PPPLDeepLearning / plasma-python

PPPL deep learning disruption prediction package
http://tigress-web.princeton.edu/~alexeys/docs-web/html/
79 stars 43 forks source link

Saving trained models and their metadata for inference and reproducibility #41

Open felker opened 4 years ago

felker commented 4 years ago

Following discussion on Wednesday 2019-12-04 in FRNN group meeting in San Diego, we need to start systematically saving the best trained models for:

  1. Collaboration (no need for multiple users to waste GPU hours retraining the same models)
  2. Practical inference (@mdboyer wants a Python interface derived from performance_analysis.py that would allow a user to load a trained model and easily feed a set of shot(s) for inference, without using the bloated shot list and preprocessing pipeline that has been oriented towards training for the first phase of the project. Would enable exploratory studies about proximity to disruption, UQ, clustering, etc. This is an important intermediate step to setting up the C-based real-time inference tool in the PCS. )
  3. Reproducibility

As a part of a broader effort towards improving reproducibility of our workflow, these models should be stored with:

Given the binary .h5 and .npz files, we probably don't want to use VCS to store everything. But we might want to version control the plain-text metadata about the trained models. Store in this repository alongside the code? Or a new repository under our GitHub organization?

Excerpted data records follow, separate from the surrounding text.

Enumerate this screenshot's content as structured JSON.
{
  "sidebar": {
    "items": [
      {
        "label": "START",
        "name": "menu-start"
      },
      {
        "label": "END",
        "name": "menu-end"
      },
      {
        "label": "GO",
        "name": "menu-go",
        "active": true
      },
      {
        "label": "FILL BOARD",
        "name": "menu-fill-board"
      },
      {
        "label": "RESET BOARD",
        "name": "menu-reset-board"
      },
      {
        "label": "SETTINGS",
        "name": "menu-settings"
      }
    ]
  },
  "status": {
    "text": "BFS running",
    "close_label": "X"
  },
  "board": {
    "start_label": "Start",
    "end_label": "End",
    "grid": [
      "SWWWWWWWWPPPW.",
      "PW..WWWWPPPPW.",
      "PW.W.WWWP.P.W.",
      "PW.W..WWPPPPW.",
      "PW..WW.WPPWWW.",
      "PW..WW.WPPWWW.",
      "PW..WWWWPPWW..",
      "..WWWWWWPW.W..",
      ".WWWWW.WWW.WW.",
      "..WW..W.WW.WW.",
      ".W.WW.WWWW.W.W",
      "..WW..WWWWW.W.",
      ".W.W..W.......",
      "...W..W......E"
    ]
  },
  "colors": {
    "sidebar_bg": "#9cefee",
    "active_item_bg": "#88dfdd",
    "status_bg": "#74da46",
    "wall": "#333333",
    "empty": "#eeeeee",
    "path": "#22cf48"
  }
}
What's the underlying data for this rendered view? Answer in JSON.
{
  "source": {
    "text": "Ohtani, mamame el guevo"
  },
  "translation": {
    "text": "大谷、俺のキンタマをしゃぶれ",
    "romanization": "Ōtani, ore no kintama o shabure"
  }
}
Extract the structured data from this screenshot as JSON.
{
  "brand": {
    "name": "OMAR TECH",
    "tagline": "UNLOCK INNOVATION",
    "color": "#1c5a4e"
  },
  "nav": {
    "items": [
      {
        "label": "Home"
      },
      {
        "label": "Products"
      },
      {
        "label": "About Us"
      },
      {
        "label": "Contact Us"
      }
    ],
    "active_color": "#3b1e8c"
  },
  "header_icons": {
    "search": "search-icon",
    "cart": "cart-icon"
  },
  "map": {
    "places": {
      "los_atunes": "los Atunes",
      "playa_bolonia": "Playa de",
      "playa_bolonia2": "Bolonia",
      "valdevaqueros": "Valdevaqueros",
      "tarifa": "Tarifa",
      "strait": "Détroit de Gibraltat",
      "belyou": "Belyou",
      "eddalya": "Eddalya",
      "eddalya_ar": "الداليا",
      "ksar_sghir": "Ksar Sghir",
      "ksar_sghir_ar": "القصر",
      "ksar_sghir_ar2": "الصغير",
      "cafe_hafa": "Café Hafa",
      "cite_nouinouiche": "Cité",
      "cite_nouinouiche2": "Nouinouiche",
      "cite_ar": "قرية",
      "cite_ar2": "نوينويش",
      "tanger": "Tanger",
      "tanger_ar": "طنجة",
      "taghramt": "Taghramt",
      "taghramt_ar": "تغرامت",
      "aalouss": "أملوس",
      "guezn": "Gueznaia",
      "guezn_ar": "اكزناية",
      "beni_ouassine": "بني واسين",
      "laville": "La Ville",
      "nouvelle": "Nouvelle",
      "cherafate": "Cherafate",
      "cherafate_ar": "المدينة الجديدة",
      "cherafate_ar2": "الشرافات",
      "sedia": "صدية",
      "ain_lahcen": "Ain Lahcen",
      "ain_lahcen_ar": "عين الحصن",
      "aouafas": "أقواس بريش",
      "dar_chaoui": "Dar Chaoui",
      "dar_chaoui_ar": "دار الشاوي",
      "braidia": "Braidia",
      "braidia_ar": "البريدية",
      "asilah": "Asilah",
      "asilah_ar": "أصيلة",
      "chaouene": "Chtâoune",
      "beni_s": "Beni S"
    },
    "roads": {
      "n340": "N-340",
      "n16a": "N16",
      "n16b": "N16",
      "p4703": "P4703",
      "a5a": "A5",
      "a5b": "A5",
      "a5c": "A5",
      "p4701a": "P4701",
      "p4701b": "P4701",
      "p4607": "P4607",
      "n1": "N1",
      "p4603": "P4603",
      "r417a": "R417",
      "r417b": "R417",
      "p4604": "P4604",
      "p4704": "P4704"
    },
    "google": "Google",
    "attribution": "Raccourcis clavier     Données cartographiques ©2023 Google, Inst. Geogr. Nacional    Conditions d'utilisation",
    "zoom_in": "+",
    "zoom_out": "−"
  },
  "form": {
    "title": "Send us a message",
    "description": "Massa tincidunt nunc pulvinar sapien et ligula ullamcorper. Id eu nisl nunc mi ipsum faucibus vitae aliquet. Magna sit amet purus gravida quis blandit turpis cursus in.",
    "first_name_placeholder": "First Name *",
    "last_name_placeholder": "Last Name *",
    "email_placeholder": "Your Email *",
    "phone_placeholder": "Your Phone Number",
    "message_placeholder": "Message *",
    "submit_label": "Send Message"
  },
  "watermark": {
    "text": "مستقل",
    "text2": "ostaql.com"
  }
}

Also, should we consider ONNX?

mdboyer commented 4 years ago

Initially maybe archive both ONNX and h5 since we may use either for PCS deployment.

I'd advocate saving normalization as txt/h5 instead of npz to facilitate reading by PCS.

Better yet, could the normalization just be added as a layer to the model post-training so it is saved in the ONNX/H5 file? This would make implementation of the inference even simpler since the unnormalized data could be used as input to the deployed model.

Text files for signals names would also be easier for use in PCS.

I would think having some example trained models in the main repo would be useful, but maybe a larger library of models could be maintained separately?